Platinum (Pt) drugs are widely used in anti-cancer treatment although many reports advocated that tumor cells could inactivate Pt drugs via glutathione-Pt (GSH-Pt) adducts formation. To date, GSH chelated Pt molecules have not been assessed in cancer treatment because GSH-Pt adducts are not capable of killing cancer cells, which is widely accepted and well followed. In this report, endogenous biothiol is utilized to precisely synthesize a GSH chelated Pt molecule (Pt6 GS4 ). This Pt6 GS4 molecule can be well taken up by aggressive triple negative breast cancer (TNBC) cells.
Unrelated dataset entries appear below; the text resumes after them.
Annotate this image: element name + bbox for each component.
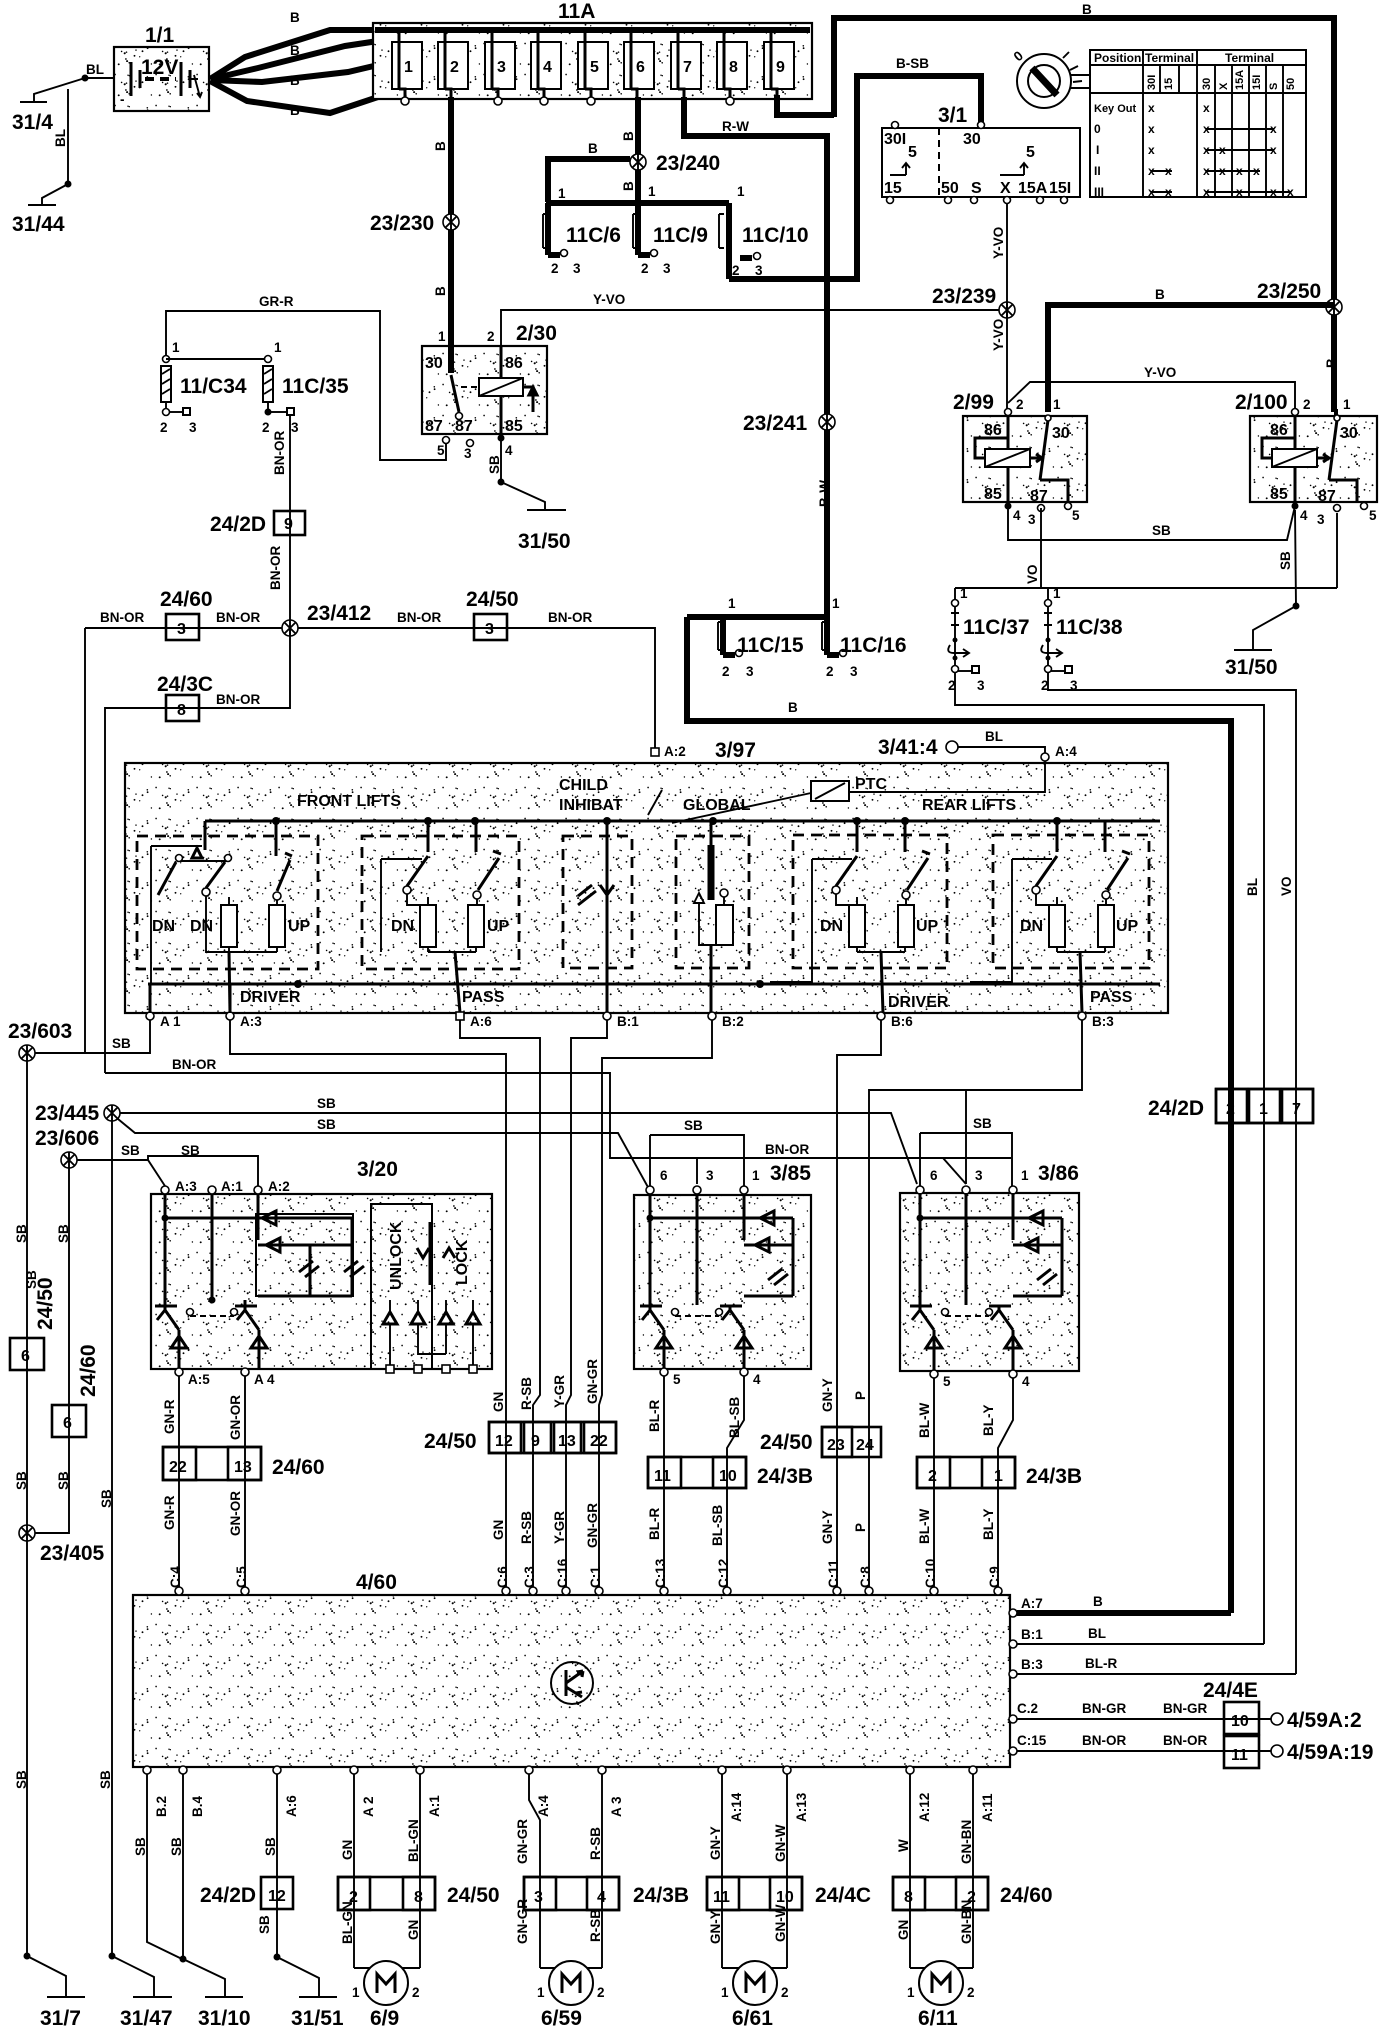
svg-text:Y-GR: Y-GR <box>552 1375 567 1408</box>
wire SB 23/405 to 31/7 <box>14 1541 29 1956</box>
svg-text:11: 11 <box>1231 1747 1248 1764</box>
svg-text:BN-OR: BN-OR <box>216 610 260 625</box>
wire VO 11C/38 to right vertical <box>1048 672 1296 1674</box>
svg-text:3: 3 <box>663 261 671 276</box>
svg-text:3/41:4: 3/41:4 <box>878 736 938 759</box>
svg-text:2: 2 <box>160 420 168 435</box>
svg-text:6: 6 <box>930 1168 938 1183</box>
svg-text:B: B <box>290 43 300 58</box>
svg-text:23/230: 23/230 <box>370 212 434 235</box>
PTC resistor <box>672 761 1045 823</box>
svg-text:3: 3 <box>485 621 494 638</box>
svg-text:BL-SB: BL-SB <box>710 1505 725 1546</box>
wire B to 11C/6 <box>548 141 630 202</box>
svg-text:BL-GN: BL-GN <box>406 1819 421 1862</box>
svg-text:1: 1 <box>960 586 968 601</box>
wire BL-Y to C:9 <box>981 1509 996 1541</box>
svg-text:BN-OR: BN-OR <box>100 610 144 625</box>
wire GN A:2 <box>340 1774 355 1968</box>
node 4 3/85 <box>740 1368 761 1387</box>
fuse 4 <box>531 30 561 105</box>
svg-text:2: 2 <box>487 329 495 344</box>
wire R-SB A:3 <box>588 1774 603 1968</box>
wire Y-VO X terminal to 2/99 <box>991 203 1007 412</box>
wire SB 23/606 to 3/20 <box>77 1143 258 1186</box>
svg-text:GN: GN <box>340 1840 355 1860</box>
svg-text:2: 2 <box>1226 1101 1235 1118</box>
svg-text:4: 4 <box>505 443 513 458</box>
svg-text:III: III <box>1094 185 1104 199</box>
ignition position table <box>1090 50 1306 199</box>
svg-text:BL: BL <box>985 729 1003 744</box>
svg-text:X: X <box>1218 82 1230 90</box>
svg-text:24/50: 24/50 <box>447 1884 500 1907</box>
motor 6/59 <box>537 1961 605 2030</box>
svg-text:30I: 30I <box>884 131 906 148</box>
splice 23/240 <box>630 152 720 175</box>
svg-text:UP: UP <box>288 918 311 935</box>
wire SB 2/30 to ground <box>487 438 545 509</box>
node C:2 wire BN-GR <box>1009 1701 1271 1723</box>
wire GR-R <box>166 294 446 460</box>
svg-text:5: 5 <box>1369 508 1377 523</box>
svg-text:x: x <box>1219 143 1226 157</box>
svg-text:24/3B: 24/3B <box>633 1884 689 1907</box>
svg-text:1: 1 <box>1053 397 1061 412</box>
svg-text:7: 7 <box>683 59 692 76</box>
svg-text:12: 12 <box>495 1433 513 1450</box>
svg-text:BL-Y: BL-Y <box>981 1405 996 1437</box>
svg-text:8: 8 <box>177 702 186 719</box>
svg-text:x: x <box>1270 143 1277 157</box>
node B:1 wire BL <box>1009 1626 1264 1648</box>
svg-text:C.2: C.2 <box>1017 1701 1038 1716</box>
svg-text:GLOBAL: GLOBAL <box>683 797 751 814</box>
svg-text:24/60: 24/60 <box>160 588 213 611</box>
splice 23/230 <box>370 212 459 235</box>
svg-text:DRIVER: DRIVER <box>240 989 301 1006</box>
wire B-SB from 3/1 to 11C/10 <box>729 56 981 279</box>
fuse 6 <box>624 30 654 97</box>
wire R-SB to motor 6/59 <box>540 1909 603 1968</box>
svg-text:B: B <box>788 700 798 715</box>
svg-text:SB: SB <box>1152 523 1171 538</box>
svg-text:15A: 15A <box>1234 70 1246 90</box>
svg-text:2: 2 <box>732 263 740 278</box>
svg-text:24/4C: 24/4C <box>815 1884 871 1907</box>
svg-text:UP: UP <box>487 918 510 935</box>
svg-text:B-W: B-W <box>817 480 832 507</box>
svg-text:Y-VO: Y-VO <box>593 292 625 307</box>
connector 24/50 pin 3 <box>466 588 519 640</box>
svg-text:23/412: 23/412 <box>307 602 371 625</box>
svg-text:11C/10: 11C/10 <box>742 224 809 247</box>
switch unit rear driver <box>770 822 947 1013</box>
svg-text:B: B <box>621 181 636 191</box>
svg-text:x: x <box>1203 101 1210 115</box>
wire B 23/250 to 2/100 <box>1324 315 1339 412</box>
svg-text:B: B <box>1093 1594 1103 1609</box>
svg-text:x: x <box>1203 164 1210 178</box>
svg-text:24/50: 24/50 <box>760 1431 813 1454</box>
wire GN-GR B:2 to C:1 <box>599 1020 712 1590</box>
svg-text:31/7: 31/7 <box>40 2007 81 2030</box>
svg-text:B: B <box>290 10 300 25</box>
wire B to relay 2/99 <box>1045 287 1334 412</box>
node A:4 3/20 <box>241 1368 275 1387</box>
svg-text:4: 4 <box>543 59 552 76</box>
svg-text:B:3: B:3 <box>1021 1657 1043 1672</box>
svg-text:1: 1 <box>352 1985 360 2000</box>
wire SB 24/60-6 to 23/405 <box>56 1471 71 1490</box>
svg-text:24/50: 24/50 <box>466 588 519 611</box>
wire VO 2/99 pin3 down <box>1025 508 1041 588</box>
svg-text:1: 1 <box>648 184 656 199</box>
wire GN-W to motor 6/61 <box>722 1904 788 1968</box>
node C:8 <box>858 1566 873 1595</box>
wire GN-BN A:11 <box>959 1774 974 1968</box>
wire W A:12 <box>896 1774 911 1968</box>
svg-text:4/59A:19: 4/59A:19 <box>1287 1741 1373 1764</box>
node A:12 bottom <box>906 1766 932 1822</box>
svg-text:6: 6 <box>63 1415 72 1432</box>
svg-text:11: 11 <box>713 1889 730 1906</box>
svg-text:24/60: 24/60 <box>272 1456 325 1479</box>
svg-text:86: 86 <box>1270 422 1288 439</box>
svg-text:x: x <box>1253 164 1260 178</box>
svg-text:C:4: C:4 <box>168 1566 183 1588</box>
svg-text:4/59A:2: 4/59A:2 <box>1287 1709 1362 1732</box>
svg-text:P: P <box>853 1391 868 1400</box>
svg-text:A:14: A:14 <box>729 1792 744 1822</box>
relay 2/100 <box>1235 391 1377 527</box>
connector 11C/6 <box>543 203 621 276</box>
node 5 3/85 <box>660 1368 681 1387</box>
wire GN-Y to motor 6/61 <box>708 1910 723 1944</box>
svg-text:A:13: A:13 <box>794 1792 809 1822</box>
svg-text:A 3: A 3 <box>609 1796 624 1817</box>
svg-text:24/3B: 24/3B <box>1026 1465 1082 1488</box>
connector 24/4C pins 11 10 <box>707 1877 871 1910</box>
svg-text:S: S <box>971 180 982 197</box>
svg-text:30: 30 <box>963 131 981 148</box>
svg-text:23/239: 23/239 <box>932 285 996 308</box>
wire BL-Y 3/86 to 24/3B <box>981 1378 1013 1590</box>
node C:9 <box>987 1566 1002 1595</box>
switch unit child inhibit <box>563 821 632 1013</box>
svg-text:SB: SB <box>14 1770 29 1789</box>
svg-text:12V: 12V <box>141 56 178 79</box>
battery 1/1 <box>114 24 209 111</box>
svg-text:4: 4 <box>753 1372 761 1387</box>
node A:3 <box>226 984 262 1029</box>
node A:6 <box>456 1012 492 1029</box>
svg-text:24/3B: 24/3B <box>757 1465 813 1488</box>
svg-text:24/4E: 24/4E <box>1203 1679 1258 1702</box>
svg-text:4: 4 <box>1022 1374 1030 1389</box>
svg-text:6/59: 6/59 <box>541 2007 582 2030</box>
node A:1 bottom <box>416 1766 442 1817</box>
svg-text:85: 85 <box>505 418 523 435</box>
svg-text:23/405: 23/405 <box>40 1542 105 1565</box>
svg-text:3/20: 3/20 <box>357 1158 398 1181</box>
svg-text:87: 87 <box>1030 488 1048 505</box>
svg-text:24/50: 24/50 <box>424 1430 477 1453</box>
svg-text:23/240: 23/240 <box>656 152 720 175</box>
svg-text:2: 2 <box>450 59 459 76</box>
node B:3 <box>1078 1012 1114 1029</box>
connector 24/60 pins 8 2 <box>893 1877 1053 1910</box>
svg-text:x: x <box>1287 185 1294 199</box>
svg-text:B: B <box>433 141 448 151</box>
wire SB line2 <box>118 1117 703 1189</box>
svg-text:1: 1 <box>172 340 180 355</box>
wire R-SB A:6 to C:3 <box>460 1020 540 1590</box>
svg-text:BL-R: BL-R <box>1085 1656 1117 1671</box>
svg-text:-: - <box>120 92 125 107</box>
connector 24/50 pins 2 8 <box>338 1877 500 1910</box>
svg-text:1: 1 <box>438 329 446 344</box>
wire label R-SB column <box>519 1377 534 1544</box>
wire label GN column <box>491 1392 506 1540</box>
svg-text:Y-GR: Y-GR <box>552 1511 567 1544</box>
svg-text:31/44: 31/44 <box>12 213 65 236</box>
wire BN-OR 24/2D to 23/412 <box>268 546 283 590</box>
motor 6/11 <box>907 1961 975 2030</box>
node C:1 <box>588 1566 603 1595</box>
relay 2/99 <box>953 391 1087 527</box>
svg-text:12: 12 <box>268 1888 286 1905</box>
wire GN-GR to motor 6/59 <box>515 1899 530 1944</box>
svg-text:SB: SB <box>56 1224 71 1243</box>
svg-text:B:3: B:3 <box>1092 1014 1114 1029</box>
splice 23/606 <box>35 1127 99 1168</box>
wire SB 24/60-3 left leg <box>84 628 86 1053</box>
wire SB A:6 to 24/2D <box>263 1774 278 1957</box>
fuse 11/C34 <box>160 340 247 435</box>
svg-text:11C/16: 11C/16 <box>840 634 907 657</box>
wire BL-R 3/85 to 24/3B <box>647 1376 664 1590</box>
control module 4/60 <box>133 1571 1010 1767</box>
svg-text:R-SB: R-SB <box>588 1909 603 1942</box>
wire bracket pins1 11C connectors <box>546 184 745 203</box>
svg-text:FRONT LIFTS: FRONT LIFTS <box>297 793 401 810</box>
connector 24/3B pins 11 10 <box>648 1457 813 1488</box>
svg-text:2: 2 <box>597 1985 605 2000</box>
node A:14 bottom <box>718 1766 744 1822</box>
wire BL battery negative <box>34 62 114 101</box>
svg-text:1: 1 <box>907 1985 915 2000</box>
connector 11C/9 <box>633 203 708 276</box>
fuse 9 <box>764 30 794 97</box>
svg-text:22: 22 <box>590 1433 608 1450</box>
svg-text:GN: GN <box>896 1920 911 1940</box>
svg-text:5: 5 <box>908 144 917 161</box>
svg-text:3: 3 <box>706 1168 714 1183</box>
node A:2 bottom <box>350 1766 376 1817</box>
svg-text:3: 3 <box>1028 512 1036 527</box>
splice 23/250 <box>1257 280 1342 315</box>
svg-text:GN-Y: GN-Y <box>708 1826 723 1860</box>
wire SB 2/100 pin4 down to 31/50 <box>1253 510 1300 649</box>
wire SB 24/2D-12 to 31/51 <box>257 1915 319 1996</box>
svg-text:GN-BN: GN-BN <box>959 1900 974 1944</box>
svg-text:30: 30 <box>425 355 443 372</box>
svg-text:BL-W: BL-W <box>917 1403 932 1438</box>
svg-text:3: 3 <box>1317 512 1325 527</box>
svg-text:BN-OR: BN-OR <box>216 692 260 707</box>
svg-text:31/47: 31/47 <box>120 2007 173 2030</box>
svg-text:A:5: A:5 <box>188 1372 210 1387</box>
connector 24/2D pins 2 1 7 <box>1148 1089 1313 1123</box>
svg-text:X: X <box>1000 180 1011 197</box>
svg-text:1: 1 <box>832 596 840 611</box>
svg-text:B: B <box>621 131 636 141</box>
wire Y-VO 2/30 to 23/239 <box>501 292 1007 346</box>
node C:10 <box>923 1559 938 1595</box>
svg-text:C:16: C:16 <box>555 1558 570 1588</box>
svg-text:1: 1 <box>537 1985 545 2000</box>
svg-text:x: x <box>1236 164 1243 178</box>
svg-text:10: 10 <box>776 1889 794 1906</box>
wire label GN-GR column <box>585 1359 600 1548</box>
wire GN-Y B:6 to C:11 <box>837 1020 881 1590</box>
wire B fuse2 down <box>433 97 451 352</box>
svg-text:1: 1 <box>558 186 566 201</box>
connector 24/2D pin 9 <box>210 511 305 536</box>
svg-text:GN-OR: GN-OR <box>228 1395 243 1440</box>
wire SB B:2 to 31/10 <box>133 1774 182 1959</box>
node B:2 bottom <box>143 1766 169 1817</box>
node A:4 <box>1041 744 1077 761</box>
fuse 1 <box>392 30 422 105</box>
svg-text:1: 1 <box>1259 1101 1268 1118</box>
svg-text:R-SB: R-SB <box>519 1511 534 1544</box>
svg-text:GN-W: GN-W <box>773 1904 788 1942</box>
svg-text:5: 5 <box>673 1372 681 1387</box>
wire BL-GN A:1 <box>406 1774 421 1968</box>
wire SB 23/445 down to 31/47 <box>24 1121 114 1956</box>
node A:6 bottom <box>273 1766 299 1817</box>
wire GN-OR A:4 to 24/60 <box>228 1376 245 1590</box>
svg-text:11C/9: 11C/9 <box>653 224 708 247</box>
svg-text:BN-OR: BN-OR <box>272 431 287 475</box>
svg-text:1: 1 <box>1053 586 1061 601</box>
svg-text:A:11: A:11 <box>980 1793 995 1822</box>
svg-text:B:6: B:6 <box>891 1014 913 1029</box>
svg-text:2: 2 <box>1016 397 1024 412</box>
svg-text:30: 30 <box>1340 425 1358 442</box>
svg-text:UNLOCK: UNLOCK <box>388 1221 405 1290</box>
svg-text:13: 13 <box>234 1459 252 1476</box>
svg-text:10: 10 <box>719 1468 737 1485</box>
node 5 3/86 <box>930 1370 951 1389</box>
svg-text:11C/6: 11C/6 <box>566 224 621 247</box>
connector 24/50 pin 6 <box>10 1277 57 1370</box>
svg-text:1: 1 <box>752 1168 760 1183</box>
svg-text:31/4: 31/4 <box>12 111 53 134</box>
connector 11C/15 <box>718 596 804 679</box>
svg-text:Y-VO: Y-VO <box>1144 365 1176 380</box>
node A:13 bottom <box>783 1766 809 1822</box>
svg-text:2: 2 <box>722 664 730 679</box>
splice 23/445 <box>35 1102 120 1125</box>
connector 24/3B pins 2 1 <box>917 1457 1082 1488</box>
svg-text:2: 2 <box>641 261 649 276</box>
svg-text:R-SB: R-SB <box>519 1377 534 1410</box>
wire R-W fuse7 <box>684 97 824 136</box>
svg-text:5: 5 <box>943 1374 951 1389</box>
node A:1 <box>146 984 181 1029</box>
splice 23/405 <box>19 1525 105 1565</box>
svg-text:BL: BL <box>1245 878 1260 896</box>
svg-text:W: W <box>896 1839 911 1852</box>
wire B fuse6 down <box>621 97 638 202</box>
svg-text:8: 8 <box>904 1889 913 1906</box>
terminal 4/59A:2 <box>1163 1701 1362 1732</box>
splice 23/603 <box>8 1020 72 1061</box>
motor 6/9 <box>352 1961 420 2030</box>
svg-text:8: 8 <box>729 59 738 76</box>
svg-text:85: 85 <box>1270 486 1288 503</box>
svg-text:3: 3 <box>977 678 985 693</box>
svg-text:2/100: 2/100 <box>1235 391 1288 414</box>
svg-text:BN-OR: BN-OR <box>172 1057 216 1072</box>
svg-text:Terminal: Terminal <box>1225 51 1274 65</box>
wire SB relay grounds link <box>1008 506 1295 540</box>
svg-text:6: 6 <box>660 1168 668 1183</box>
node B:6 <box>877 1012 913 1029</box>
node A:3 bottom <box>598 1766 624 1817</box>
svg-text:2/99: 2/99 <box>953 391 994 414</box>
svg-text:SB: SB <box>121 1143 140 1158</box>
svg-text:DN: DN <box>391 918 414 935</box>
svg-text:2: 2 <box>826 664 834 679</box>
svg-text:23/603: 23/603 <box>8 1020 72 1043</box>
svg-text:B:1: B:1 <box>1021 1627 1043 1642</box>
node A:5 3/20 <box>175 1368 210 1387</box>
wire GN-BN to motor 6/11 <box>910 1900 974 1968</box>
svg-text:Terminal: Terminal <box>1145 51 1194 65</box>
ground 31/51 <box>291 1997 344 2030</box>
ground 31/10 <box>198 1997 251 2030</box>
wire BN-OR 11C/35 to 24/2D <box>272 415 290 621</box>
svg-text:A 1: A 1 <box>160 1014 181 1029</box>
svg-text:3: 3 <box>534 1889 543 1906</box>
svg-text:BN-GR: BN-GR <box>1163 1701 1207 1716</box>
svg-text:15: 15 <box>1163 78 1175 90</box>
wire BL-SB 3/85 to 24/3B <box>727 1376 744 1590</box>
wire label GN-Y column <box>820 1378 835 1544</box>
svg-text:B.4: B.4 <box>190 1796 205 1818</box>
svg-text:SB: SB <box>56 1471 71 1490</box>
svg-text:UP: UP <box>1116 918 1139 935</box>
svg-text:4: 4 <box>1300 508 1308 523</box>
svg-text:SB: SB <box>257 1915 272 1934</box>
svg-text:A:1: A:1 <box>221 1179 243 1194</box>
svg-text:1: 1 <box>721 1985 729 2000</box>
svg-text:5: 5 <box>1072 508 1080 523</box>
svg-text:9: 9 <box>531 1433 540 1450</box>
svg-text:24/50: 24/50 <box>34 1277 57 1330</box>
svg-text:GN-R: GN-R <box>162 1399 177 1434</box>
wire B top bus to 23/250 <box>831 2 1334 300</box>
ground 31/47 <box>120 1997 173 2030</box>
wire label Y-GR column <box>552 1375 567 1544</box>
wire SB 31/7 leg <box>24 1953 67 1997</box>
svg-text:Key Out: Key Out <box>1094 103 1137 115</box>
svg-text:87: 87 <box>1318 488 1336 505</box>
Subsequently, its metabolites could enter nuclei to interact with DNA, finally the DNA-Pt complex triggers TNBC cell apoptosis via the p53 pathway. Impressively, high efficacy for anti-cancer treatment is achieved by Pt6 GS4 both in vitro and in vivo when compared with traditional first-line carboplatin in the same dosage. Compared with carboplatin, Pt6 GS4 keeps tumor bearing mice alive for a longer time and is non-toxic for the liver and kidneys. This work opens a route to explore polynuclear Pt compound with accurate architecture for enhancing therapeutic effects and reducing systemic toxicity.